Hertenkont
We leven al ruim een week zonder zon, in een dichte grijze mist. Alles krijgt er een doffe, futloze uitstraling van. Zelfs de koeien lijken er klaar mee te zijn.
Het maakt dat ik mijn zin om te gaan wandelen verlies en onderuitgezakt meer stappen zet in de heerlijke wandelboekjes van Van Oorschot. Ook Mec ligt liever onder een deken.
Die mist is de zoveelste reminder van de rol die licht bij schoonheid speelt. Ik mis de scherpe aftekening van het kerkje aan de horizon, de vijftig tinten oranje van de zonsondergangen en van de sacrale stralen langs de boomstammen.
Begrijp me niet verkeerd: zonder die zon is alles in principe heus nog mooi, zijn er weilanden en heggen, bossen en vergezichten te bespeuren.

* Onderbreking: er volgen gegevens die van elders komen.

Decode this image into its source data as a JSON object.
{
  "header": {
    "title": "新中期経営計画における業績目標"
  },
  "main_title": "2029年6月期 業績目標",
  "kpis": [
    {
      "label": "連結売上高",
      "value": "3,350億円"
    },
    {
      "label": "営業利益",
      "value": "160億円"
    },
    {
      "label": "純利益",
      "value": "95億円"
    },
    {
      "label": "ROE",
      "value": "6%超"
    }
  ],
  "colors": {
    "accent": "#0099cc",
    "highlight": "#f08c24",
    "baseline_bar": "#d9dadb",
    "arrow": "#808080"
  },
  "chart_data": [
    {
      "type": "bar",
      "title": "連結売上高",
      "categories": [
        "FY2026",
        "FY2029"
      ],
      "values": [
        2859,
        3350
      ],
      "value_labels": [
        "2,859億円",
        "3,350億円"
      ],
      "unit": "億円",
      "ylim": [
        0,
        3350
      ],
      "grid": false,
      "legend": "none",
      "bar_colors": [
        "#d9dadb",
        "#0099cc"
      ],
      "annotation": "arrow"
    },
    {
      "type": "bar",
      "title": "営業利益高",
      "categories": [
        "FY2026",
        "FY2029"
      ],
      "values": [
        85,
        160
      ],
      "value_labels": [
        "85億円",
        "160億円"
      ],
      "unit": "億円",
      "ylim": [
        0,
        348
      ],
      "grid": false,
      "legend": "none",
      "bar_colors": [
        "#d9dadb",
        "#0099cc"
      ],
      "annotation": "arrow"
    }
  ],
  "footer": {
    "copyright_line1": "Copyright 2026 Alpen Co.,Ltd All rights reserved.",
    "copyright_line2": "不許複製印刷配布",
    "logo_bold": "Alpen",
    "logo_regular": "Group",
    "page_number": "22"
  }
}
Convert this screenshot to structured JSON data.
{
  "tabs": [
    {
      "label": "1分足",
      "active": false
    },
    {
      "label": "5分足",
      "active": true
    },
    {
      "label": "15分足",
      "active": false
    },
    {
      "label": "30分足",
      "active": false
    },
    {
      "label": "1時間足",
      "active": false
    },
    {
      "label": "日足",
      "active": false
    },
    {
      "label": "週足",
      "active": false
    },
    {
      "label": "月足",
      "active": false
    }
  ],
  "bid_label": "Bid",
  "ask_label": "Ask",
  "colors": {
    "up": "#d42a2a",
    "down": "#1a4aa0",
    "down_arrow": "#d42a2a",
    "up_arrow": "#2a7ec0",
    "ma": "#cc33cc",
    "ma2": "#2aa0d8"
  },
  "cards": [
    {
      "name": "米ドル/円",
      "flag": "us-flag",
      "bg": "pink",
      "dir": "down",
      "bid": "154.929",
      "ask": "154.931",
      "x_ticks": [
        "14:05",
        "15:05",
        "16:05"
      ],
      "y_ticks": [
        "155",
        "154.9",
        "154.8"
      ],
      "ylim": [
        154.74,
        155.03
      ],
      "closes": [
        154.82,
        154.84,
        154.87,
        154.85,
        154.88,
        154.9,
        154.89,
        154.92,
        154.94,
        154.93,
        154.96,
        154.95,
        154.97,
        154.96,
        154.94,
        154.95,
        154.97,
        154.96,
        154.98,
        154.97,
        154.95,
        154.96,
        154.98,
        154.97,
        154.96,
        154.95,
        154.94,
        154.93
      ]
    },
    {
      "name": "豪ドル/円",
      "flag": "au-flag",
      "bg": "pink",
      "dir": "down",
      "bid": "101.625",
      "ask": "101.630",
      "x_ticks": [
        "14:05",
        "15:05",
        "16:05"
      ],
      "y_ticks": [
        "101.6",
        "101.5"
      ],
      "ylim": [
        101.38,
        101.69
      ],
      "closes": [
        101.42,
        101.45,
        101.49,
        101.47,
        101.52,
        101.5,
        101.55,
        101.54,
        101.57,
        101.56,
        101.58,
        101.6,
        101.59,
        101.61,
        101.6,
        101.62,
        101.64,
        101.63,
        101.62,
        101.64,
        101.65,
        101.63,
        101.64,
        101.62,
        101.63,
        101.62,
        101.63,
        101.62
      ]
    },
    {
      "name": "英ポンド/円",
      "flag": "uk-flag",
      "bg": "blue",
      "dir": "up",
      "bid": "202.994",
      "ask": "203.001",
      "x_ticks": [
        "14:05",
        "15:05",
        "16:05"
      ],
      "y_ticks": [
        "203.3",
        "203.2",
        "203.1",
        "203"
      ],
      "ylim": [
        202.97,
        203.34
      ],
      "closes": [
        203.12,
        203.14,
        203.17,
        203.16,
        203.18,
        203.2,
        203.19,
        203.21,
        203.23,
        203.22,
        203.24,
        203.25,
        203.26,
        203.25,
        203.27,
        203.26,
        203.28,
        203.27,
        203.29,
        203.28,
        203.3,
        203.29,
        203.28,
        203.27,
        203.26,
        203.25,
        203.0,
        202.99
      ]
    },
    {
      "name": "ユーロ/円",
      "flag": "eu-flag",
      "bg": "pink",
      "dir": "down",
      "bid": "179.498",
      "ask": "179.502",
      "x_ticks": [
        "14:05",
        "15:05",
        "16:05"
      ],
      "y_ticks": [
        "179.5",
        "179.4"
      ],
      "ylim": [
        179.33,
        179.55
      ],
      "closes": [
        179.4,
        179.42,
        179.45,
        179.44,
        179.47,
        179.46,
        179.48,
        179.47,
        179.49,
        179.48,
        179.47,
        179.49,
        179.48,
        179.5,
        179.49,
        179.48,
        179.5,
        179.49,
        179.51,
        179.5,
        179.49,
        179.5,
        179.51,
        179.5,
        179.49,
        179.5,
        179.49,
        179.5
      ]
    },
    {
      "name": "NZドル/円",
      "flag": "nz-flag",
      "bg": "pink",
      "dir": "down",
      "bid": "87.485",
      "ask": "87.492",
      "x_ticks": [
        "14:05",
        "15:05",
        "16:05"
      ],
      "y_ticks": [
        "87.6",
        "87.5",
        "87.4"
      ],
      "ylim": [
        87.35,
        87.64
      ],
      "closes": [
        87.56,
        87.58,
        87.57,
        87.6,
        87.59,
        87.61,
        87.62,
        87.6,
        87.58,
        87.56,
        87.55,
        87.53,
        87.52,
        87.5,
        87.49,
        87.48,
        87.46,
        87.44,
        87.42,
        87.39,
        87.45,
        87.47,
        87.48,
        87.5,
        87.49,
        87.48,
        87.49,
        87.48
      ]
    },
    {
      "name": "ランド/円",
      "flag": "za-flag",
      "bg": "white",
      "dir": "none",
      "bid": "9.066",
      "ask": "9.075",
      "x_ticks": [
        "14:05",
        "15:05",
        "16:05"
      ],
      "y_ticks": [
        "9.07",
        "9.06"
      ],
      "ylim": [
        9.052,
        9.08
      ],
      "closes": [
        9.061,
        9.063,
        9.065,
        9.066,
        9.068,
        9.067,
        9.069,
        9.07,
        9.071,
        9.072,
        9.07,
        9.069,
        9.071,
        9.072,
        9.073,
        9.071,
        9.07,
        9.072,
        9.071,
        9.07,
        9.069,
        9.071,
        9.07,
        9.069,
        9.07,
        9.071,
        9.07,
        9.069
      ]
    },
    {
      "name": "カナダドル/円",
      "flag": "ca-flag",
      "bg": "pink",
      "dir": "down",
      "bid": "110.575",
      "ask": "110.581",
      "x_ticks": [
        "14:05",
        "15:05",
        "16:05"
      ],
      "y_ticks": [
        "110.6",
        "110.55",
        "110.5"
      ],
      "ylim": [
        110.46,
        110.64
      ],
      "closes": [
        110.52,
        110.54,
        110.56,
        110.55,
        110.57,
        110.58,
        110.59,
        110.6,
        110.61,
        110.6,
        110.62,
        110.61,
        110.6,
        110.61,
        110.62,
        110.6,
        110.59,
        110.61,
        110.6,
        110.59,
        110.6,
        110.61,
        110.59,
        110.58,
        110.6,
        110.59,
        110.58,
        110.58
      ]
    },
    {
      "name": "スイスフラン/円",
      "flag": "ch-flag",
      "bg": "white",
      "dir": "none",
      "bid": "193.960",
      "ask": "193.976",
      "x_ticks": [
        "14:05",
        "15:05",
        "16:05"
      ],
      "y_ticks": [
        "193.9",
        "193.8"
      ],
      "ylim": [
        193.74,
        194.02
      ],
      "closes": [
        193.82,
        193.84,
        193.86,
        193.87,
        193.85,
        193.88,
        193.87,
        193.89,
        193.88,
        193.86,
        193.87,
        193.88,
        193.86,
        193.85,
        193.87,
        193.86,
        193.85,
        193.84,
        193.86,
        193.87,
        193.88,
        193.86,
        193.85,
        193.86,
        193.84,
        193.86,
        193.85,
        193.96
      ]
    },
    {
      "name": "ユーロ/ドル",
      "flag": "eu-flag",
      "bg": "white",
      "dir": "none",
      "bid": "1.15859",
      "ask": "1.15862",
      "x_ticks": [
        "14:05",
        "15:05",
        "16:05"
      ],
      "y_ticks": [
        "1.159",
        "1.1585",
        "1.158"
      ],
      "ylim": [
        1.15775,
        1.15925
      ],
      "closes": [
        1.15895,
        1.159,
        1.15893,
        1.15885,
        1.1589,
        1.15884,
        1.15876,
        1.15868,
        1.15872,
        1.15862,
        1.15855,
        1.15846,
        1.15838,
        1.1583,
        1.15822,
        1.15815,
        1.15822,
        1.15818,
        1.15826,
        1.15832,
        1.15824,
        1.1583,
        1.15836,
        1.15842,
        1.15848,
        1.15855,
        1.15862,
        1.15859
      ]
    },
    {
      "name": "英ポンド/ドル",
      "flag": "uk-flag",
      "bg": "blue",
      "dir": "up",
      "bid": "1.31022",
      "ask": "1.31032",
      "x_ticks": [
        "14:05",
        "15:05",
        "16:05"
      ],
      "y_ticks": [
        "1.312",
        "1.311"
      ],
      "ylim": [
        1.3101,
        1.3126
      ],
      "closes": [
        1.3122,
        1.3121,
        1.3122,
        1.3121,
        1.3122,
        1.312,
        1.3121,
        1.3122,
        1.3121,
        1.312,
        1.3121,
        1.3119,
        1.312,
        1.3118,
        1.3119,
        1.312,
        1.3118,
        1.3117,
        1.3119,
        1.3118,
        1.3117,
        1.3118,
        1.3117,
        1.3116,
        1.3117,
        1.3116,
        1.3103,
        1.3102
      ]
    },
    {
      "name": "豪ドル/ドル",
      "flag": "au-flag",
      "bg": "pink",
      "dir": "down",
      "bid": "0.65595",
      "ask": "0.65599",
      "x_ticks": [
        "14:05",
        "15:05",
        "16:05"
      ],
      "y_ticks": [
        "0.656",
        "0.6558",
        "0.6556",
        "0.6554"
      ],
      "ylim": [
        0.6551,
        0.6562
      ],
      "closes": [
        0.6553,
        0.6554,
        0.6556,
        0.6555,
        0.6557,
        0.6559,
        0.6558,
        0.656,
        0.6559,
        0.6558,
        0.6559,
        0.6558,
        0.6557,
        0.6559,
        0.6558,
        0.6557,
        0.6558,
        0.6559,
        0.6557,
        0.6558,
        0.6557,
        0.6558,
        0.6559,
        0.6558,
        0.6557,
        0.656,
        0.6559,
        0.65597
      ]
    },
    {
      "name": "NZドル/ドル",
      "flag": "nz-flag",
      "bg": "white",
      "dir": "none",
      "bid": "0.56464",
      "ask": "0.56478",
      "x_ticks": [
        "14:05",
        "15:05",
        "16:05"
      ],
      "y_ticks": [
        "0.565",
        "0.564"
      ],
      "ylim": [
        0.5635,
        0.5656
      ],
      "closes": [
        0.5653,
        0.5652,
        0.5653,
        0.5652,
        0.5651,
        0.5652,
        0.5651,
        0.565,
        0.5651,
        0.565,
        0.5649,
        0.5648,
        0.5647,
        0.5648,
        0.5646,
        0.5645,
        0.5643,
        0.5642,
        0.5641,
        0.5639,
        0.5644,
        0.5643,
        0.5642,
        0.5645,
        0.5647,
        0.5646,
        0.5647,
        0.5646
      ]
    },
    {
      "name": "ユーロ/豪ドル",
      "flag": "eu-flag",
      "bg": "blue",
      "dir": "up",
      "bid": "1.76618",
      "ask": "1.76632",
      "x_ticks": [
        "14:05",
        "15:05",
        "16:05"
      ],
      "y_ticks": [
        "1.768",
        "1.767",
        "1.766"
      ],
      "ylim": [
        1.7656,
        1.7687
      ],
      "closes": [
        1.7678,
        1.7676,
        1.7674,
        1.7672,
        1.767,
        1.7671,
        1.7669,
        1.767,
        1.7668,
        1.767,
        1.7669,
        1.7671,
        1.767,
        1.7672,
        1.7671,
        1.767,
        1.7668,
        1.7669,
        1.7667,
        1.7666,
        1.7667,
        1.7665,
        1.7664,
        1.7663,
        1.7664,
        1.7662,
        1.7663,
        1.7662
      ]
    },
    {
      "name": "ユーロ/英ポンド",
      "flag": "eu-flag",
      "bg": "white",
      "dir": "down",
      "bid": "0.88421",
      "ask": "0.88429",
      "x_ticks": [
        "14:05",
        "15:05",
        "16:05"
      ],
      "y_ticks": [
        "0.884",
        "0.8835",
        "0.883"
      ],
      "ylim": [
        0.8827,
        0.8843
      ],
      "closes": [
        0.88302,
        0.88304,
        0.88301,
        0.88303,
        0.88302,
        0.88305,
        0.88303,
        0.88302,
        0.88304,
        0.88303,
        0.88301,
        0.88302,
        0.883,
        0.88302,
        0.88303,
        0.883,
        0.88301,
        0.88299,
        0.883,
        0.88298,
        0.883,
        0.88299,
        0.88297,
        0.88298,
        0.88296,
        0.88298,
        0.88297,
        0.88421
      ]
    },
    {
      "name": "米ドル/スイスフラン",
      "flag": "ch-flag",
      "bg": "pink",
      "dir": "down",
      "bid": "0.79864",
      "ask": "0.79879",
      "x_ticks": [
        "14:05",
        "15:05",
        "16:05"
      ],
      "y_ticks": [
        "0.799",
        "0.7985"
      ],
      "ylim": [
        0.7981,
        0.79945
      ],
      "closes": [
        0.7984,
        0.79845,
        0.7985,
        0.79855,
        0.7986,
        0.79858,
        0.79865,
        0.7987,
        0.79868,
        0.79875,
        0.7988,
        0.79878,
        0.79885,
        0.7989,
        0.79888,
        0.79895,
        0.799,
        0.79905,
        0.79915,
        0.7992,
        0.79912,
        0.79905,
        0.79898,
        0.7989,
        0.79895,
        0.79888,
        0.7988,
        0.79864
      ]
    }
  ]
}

Het is vooral dat niets er in het bijzonder uitspringt, niets echt binnenkomt, waardoor het begint te zeuren: wanneer komt het licht weer terug? Wanneer lost die mist eens op? Wanneer wordt de waas weer een overdaad aan details?
Een bijkomstigheid is dat al die grijze kilte ervoor zorgt dat het eenmaal buiten makkelijker is om in gedachten op te gaan, je net zo naar binnen te keren als je schouders en je nek.
Toen werd ik plots uit mijn gedachtenstroom gehaald. Mec holde er als een gek vandoor. Drie witte hertenkontjes wipten hypnotiserend op. Ze twijfelden welke kant slim was. Twee van hen sprongen naar links, de derde naar rechts. Mec moest kiezen. Het maakte niet uit, want ze waren allemaal sneller. Ze bewogen als elegante superballerina’s naar heggen die als coulissen om het weiland staan. Mec kwam opgetogen teruggerend, terwijl ik er verwonderd stond te lachen.
In alle grijsheid blijkt de schoonheid niet in het bevroren decor, maar in de beweging te zitten.